可见她虽然答应了,但在华梓倾心里,只有大局,没有他,更没有半点男女情意。
这下,皇帝倒为难了。这事儿她答应了,他却不知道,该不该顺水推舟收下她这份“忧国忧民”的好意。
“皇上,”华梓倾抬着脸,睁着那双黑白分明的眼睛,“臣还有一事不明。”
“说。”
“臣只需占着皇后的位置就行,您不会……不会借着名正言顺,对、对臣做点什么吧?就譬如,彤史的起居档。”

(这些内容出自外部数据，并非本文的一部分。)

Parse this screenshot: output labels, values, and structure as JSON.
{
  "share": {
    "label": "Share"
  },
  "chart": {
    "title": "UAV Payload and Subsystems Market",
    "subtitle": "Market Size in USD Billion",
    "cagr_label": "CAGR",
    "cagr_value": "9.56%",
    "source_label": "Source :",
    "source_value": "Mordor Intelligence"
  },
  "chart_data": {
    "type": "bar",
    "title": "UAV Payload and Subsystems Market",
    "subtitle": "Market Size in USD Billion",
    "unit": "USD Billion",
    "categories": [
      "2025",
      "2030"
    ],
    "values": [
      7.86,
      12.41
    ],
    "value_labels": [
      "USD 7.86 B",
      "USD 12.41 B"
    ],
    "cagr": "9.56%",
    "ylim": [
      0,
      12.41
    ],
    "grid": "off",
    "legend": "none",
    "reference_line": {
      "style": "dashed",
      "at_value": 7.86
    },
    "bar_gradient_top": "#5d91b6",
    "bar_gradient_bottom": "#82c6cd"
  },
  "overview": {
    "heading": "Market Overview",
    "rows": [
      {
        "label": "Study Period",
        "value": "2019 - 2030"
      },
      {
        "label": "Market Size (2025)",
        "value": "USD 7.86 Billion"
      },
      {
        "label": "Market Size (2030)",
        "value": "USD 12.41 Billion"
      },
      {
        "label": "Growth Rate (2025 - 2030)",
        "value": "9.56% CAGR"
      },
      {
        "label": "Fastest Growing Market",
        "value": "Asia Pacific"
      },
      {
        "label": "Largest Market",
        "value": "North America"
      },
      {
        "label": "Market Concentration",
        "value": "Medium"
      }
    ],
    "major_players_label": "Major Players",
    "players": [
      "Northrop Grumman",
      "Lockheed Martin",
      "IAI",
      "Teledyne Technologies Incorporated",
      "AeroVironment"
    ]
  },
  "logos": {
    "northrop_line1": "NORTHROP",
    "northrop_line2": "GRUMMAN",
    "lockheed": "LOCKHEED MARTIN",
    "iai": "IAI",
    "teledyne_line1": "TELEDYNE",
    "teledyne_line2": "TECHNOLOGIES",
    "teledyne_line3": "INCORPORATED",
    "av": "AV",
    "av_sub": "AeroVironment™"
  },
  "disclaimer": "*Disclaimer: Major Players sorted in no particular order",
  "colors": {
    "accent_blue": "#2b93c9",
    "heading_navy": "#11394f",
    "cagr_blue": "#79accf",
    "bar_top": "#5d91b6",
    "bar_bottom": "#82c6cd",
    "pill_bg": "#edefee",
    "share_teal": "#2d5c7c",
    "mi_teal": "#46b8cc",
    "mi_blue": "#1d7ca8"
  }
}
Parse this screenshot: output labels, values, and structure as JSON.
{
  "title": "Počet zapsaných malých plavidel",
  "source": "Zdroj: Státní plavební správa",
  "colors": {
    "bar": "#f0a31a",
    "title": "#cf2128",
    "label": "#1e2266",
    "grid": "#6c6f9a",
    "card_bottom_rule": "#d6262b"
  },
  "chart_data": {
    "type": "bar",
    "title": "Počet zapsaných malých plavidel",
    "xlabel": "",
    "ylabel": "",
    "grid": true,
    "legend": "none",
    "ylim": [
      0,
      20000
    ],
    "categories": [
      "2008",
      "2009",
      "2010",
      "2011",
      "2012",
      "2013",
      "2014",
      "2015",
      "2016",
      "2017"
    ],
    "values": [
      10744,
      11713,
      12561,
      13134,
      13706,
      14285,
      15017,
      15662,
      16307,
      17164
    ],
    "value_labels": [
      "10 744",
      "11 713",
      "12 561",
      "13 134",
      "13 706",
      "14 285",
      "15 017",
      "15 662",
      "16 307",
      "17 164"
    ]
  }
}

皇帝俊美无俦的脸在她的注视下,顿时涨得通红,因为心虚,一颗心在胸腔里撞得慌不择路。
其实,刚才如果她继续脱下去,如果她游走的手当真有不可告人的企图,皇帝怀疑自己会把持不住,真的考虑今夜就记了她的档。可现在,他是打死不会承认的。
皇帝撇开脸,仓惶地避开她的目光。
“你一个姑娘家,成天脑子里胡思乱想些什么!分明是你对朕图谋不轨,大晚上不睡觉,跑进来脱朕的衣服,还在朕身上摸来摸去。朕刚才就想把你撵出去,叫你别、别乱来。”
“您怎么了?”华梓倾用她明澈的大眼睛,盯住皇帝脸上那两团可疑的红云,“您瞧不上臣,臣正可以安心地做您的挂名皇后;是您说臣是贴身女官,李公公做什么臣便做什么,所以臣来伺候您宽衣。这都没毛病啊!可是,您这是急了,还是又生气了?”
她居然说又,好像他很爱生气似的,皇帝觉得脑仁儿疼。
“伺候朕宽衣的是小由子,不是李成禧。再说了,朕让你贴身伺候你就来对朕动手动脚?那你怎么不干脆伺候朕沐浴、出恭?”